Wiederaufnahme eines Klassikers an der Wiener Staatsoper: "Dörn- röschen" oder das unwiederbringlich Verflossene.

Foto: Staatsoper
Wien/Salzburg - Die finstere Fee Carabosse ist grantig. Man hat vergessen, sie zur Taufparty der Prinzessin Aurora einzuladen. Also rauscht sie zum großen Schreck aller anwesenden Gäste in Gewitterstimmung an. Wir wissen, wie das Märchen vom Dornröschen endet. In dem gleichnamigen Ballett, das Marius Petipa einst, im Jahr 1890, in St. Petersburg vorstellte, ging es auch weniger um die Geschichte selbst - vielmehr um die Erzählästhetik des Balletts.

Wobei wir, wenn wir jetzt die Wiederaufnahme dieses Klassikers in der Wiener Staatsoper sehen, weniger über Petipa lernen, sondern uns an einer 1981 entstandenen Fassung des Engländers Peter Wright delektieren. Wright hielt sich bereits an eine Adaption des Originalwerks, komponierte Elemente anderer Choreografen und von sich selbst dazu.

Was heute also als klassisches Ballett degustiert wird, ist eigentlich proto-postmodernes Patchwork, eine Geste des Hinweises auf unwiederbringlich Verflossenes. Das ist im Grunde hoch interessant. Ernüchternd wirkt nur die Genügsamkeit dieser Geste, die die multiple Autorschaft der aktuellen Aufführung schamhaft versteckt.

Heute ist auch weniger die modernistische Neuformulierung von Ballettklassikern im Stil von Mats Ek gefragt, sondern eher die Befragung einer Geschichte von Erzählweisen, wie sie etwa in der Vorwoche von der US-Amerikanerin Jennifer Lacey in Salzburg vorgeführt wurde.

Grandioses Solo

In ihrem grandiosen Stück two discussions of an anterior event, das als Abschluss des Festivals tanzhouse zu sehen war, reflektierte die Choreografin ein Solo, das sie vor neun Jahren uraufgeführt hatte: in einer intelligenten Struktur aus Video, Text und einem choreografischen Counterpart.

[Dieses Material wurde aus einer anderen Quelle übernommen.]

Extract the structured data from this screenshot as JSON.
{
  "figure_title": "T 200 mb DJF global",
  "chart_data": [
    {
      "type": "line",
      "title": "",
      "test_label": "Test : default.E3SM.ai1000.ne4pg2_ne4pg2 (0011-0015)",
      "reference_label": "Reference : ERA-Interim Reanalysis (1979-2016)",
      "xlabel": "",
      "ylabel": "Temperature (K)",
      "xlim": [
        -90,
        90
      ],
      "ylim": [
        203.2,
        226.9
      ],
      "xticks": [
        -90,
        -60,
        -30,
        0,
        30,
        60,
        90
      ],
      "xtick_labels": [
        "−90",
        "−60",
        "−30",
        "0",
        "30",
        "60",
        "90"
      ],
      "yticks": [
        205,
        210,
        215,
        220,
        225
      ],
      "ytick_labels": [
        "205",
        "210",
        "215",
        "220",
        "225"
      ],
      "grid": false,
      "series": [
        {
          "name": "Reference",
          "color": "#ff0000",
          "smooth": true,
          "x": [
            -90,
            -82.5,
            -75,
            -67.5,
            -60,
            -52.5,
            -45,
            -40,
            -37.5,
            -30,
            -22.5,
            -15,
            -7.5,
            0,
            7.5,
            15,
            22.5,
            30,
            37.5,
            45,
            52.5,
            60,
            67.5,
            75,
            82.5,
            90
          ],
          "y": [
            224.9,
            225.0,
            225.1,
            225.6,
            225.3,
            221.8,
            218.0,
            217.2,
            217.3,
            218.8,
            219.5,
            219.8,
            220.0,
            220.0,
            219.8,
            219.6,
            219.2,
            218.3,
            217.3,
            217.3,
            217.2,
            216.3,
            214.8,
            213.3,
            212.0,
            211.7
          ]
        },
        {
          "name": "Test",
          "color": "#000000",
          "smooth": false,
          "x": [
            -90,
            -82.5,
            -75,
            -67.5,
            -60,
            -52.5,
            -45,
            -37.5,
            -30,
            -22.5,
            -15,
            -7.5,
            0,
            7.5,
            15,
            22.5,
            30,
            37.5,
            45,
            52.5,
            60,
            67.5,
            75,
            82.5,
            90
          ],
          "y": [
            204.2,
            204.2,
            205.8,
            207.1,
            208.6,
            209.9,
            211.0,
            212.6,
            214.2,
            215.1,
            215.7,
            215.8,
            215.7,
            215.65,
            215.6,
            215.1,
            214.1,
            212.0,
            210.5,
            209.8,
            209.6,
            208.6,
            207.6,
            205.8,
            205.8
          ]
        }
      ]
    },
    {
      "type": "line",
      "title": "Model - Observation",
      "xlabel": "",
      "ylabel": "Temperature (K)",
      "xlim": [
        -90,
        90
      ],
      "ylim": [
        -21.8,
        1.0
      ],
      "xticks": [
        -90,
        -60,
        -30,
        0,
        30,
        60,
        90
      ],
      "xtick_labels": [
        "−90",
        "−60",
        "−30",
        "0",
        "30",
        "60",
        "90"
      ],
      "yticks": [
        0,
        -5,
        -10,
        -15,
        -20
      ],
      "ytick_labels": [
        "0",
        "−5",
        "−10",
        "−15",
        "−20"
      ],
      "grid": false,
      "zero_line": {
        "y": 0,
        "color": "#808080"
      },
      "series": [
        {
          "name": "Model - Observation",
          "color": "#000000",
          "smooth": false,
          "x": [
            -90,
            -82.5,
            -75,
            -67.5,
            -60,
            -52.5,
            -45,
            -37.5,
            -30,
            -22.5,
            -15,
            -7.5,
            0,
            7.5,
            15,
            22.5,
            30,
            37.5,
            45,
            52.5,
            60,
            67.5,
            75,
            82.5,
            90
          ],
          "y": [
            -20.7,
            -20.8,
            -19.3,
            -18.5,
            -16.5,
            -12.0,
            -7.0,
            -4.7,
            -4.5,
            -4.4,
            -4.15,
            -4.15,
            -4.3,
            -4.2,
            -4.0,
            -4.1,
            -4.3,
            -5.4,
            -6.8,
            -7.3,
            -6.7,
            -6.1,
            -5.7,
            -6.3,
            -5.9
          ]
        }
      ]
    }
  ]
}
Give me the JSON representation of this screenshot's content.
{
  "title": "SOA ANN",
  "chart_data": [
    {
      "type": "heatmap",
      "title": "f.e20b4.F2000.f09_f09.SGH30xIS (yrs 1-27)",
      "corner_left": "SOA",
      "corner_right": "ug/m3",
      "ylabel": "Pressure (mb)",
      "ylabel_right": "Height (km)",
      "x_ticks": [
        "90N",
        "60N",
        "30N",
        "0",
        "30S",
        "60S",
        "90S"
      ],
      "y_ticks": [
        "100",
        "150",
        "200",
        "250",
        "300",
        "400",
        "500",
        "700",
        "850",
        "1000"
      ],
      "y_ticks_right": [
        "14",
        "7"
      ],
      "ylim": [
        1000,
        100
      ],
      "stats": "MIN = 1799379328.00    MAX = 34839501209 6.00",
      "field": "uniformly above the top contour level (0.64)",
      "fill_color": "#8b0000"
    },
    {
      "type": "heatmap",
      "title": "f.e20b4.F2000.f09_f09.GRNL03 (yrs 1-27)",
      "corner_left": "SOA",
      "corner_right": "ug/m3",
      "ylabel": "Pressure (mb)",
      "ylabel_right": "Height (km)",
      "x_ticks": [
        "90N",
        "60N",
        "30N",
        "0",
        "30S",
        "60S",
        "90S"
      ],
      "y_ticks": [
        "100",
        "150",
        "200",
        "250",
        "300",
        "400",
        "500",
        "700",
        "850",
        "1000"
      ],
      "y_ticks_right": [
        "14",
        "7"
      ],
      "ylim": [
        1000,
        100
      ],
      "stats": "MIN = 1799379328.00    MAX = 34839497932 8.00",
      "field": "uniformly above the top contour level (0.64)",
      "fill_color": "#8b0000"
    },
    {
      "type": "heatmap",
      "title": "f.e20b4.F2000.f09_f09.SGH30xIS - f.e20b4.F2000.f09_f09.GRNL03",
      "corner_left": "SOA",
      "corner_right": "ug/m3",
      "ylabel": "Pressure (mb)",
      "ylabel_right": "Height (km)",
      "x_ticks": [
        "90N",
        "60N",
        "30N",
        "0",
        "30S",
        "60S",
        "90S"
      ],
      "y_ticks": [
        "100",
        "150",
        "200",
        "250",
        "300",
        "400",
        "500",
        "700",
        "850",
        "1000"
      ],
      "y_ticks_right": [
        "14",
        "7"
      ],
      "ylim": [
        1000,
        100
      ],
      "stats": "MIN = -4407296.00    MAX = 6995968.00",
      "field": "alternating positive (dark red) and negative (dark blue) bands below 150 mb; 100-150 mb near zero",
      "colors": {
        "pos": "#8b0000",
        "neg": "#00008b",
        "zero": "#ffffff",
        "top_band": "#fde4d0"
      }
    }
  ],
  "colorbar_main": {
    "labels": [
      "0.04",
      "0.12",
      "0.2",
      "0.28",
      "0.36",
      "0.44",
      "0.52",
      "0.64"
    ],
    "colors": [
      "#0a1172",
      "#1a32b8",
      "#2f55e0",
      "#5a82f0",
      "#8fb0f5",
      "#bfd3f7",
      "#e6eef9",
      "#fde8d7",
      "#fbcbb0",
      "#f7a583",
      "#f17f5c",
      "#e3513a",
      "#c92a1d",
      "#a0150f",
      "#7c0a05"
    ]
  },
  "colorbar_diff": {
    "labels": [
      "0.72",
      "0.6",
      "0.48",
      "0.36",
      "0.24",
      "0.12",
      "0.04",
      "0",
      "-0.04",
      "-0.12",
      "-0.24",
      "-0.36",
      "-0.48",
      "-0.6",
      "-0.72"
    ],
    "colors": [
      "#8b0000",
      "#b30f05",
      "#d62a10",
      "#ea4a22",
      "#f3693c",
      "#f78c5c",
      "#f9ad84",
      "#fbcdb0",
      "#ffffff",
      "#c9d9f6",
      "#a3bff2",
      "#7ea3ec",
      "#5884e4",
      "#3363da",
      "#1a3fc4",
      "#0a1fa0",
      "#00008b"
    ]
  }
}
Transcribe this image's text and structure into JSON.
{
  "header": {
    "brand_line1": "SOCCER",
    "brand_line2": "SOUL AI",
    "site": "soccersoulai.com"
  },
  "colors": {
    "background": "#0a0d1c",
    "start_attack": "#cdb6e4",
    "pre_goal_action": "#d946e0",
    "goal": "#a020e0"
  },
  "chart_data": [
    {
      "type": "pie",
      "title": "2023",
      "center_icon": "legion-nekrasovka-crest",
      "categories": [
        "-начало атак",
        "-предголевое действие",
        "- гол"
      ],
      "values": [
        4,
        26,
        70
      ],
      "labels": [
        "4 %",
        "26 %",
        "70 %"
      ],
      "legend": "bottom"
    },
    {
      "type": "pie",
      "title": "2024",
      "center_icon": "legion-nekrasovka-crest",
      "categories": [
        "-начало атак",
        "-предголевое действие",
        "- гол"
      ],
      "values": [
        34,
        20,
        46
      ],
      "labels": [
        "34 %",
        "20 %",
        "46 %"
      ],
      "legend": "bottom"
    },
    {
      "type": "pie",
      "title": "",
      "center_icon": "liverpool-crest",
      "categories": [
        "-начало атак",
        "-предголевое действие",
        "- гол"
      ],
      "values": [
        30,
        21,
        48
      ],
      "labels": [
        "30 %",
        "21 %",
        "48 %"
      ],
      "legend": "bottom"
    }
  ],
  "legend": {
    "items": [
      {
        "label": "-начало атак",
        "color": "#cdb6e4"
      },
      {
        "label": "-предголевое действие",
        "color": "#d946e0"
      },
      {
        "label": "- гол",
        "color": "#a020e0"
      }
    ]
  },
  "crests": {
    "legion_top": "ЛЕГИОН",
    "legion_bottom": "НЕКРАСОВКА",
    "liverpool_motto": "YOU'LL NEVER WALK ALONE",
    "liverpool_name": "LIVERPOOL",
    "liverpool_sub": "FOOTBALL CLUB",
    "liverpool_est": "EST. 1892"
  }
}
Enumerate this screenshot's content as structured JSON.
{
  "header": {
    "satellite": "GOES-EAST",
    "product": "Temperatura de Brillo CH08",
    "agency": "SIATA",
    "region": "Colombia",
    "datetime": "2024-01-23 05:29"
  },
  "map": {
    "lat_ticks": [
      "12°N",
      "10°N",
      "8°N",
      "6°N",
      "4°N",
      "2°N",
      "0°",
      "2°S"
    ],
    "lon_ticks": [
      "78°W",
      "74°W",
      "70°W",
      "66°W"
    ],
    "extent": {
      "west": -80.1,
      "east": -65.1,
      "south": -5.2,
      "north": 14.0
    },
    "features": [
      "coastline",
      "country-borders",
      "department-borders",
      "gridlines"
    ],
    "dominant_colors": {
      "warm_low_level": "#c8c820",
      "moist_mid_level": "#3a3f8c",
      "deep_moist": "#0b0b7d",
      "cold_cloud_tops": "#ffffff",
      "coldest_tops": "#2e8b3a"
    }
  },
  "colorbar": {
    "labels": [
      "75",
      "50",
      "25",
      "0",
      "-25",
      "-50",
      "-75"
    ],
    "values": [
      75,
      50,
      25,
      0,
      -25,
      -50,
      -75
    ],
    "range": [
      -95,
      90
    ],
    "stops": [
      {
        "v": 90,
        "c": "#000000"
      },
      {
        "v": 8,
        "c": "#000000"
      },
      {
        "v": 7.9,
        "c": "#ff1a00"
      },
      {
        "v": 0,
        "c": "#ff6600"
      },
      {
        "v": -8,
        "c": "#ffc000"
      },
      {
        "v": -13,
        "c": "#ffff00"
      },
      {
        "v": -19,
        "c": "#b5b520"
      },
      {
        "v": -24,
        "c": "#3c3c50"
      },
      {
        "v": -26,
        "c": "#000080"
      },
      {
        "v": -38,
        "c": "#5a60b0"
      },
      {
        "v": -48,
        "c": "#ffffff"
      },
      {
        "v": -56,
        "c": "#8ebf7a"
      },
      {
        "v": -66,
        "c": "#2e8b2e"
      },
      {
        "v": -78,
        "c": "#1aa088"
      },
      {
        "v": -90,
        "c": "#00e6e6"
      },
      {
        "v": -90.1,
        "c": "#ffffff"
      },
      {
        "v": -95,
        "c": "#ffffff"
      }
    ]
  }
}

Dieses Stück ist nicht weniger herausfordernd als die diskursive Arbeit der französischen Gruppe Quatuor Albrecht Knust über Vaclav Nijinskis L'près-midi d'n faune, die 2000 in Wien zu sehen war. Fazit: In der zeitgemäßen Präsentation von Ballettklassikern gibt es noch viel zu tun. Das Abspulen von historischen Adaptionen allein reicht nicht mehr aus. (DER STANDARD, Printausgabe, 22.11.2004)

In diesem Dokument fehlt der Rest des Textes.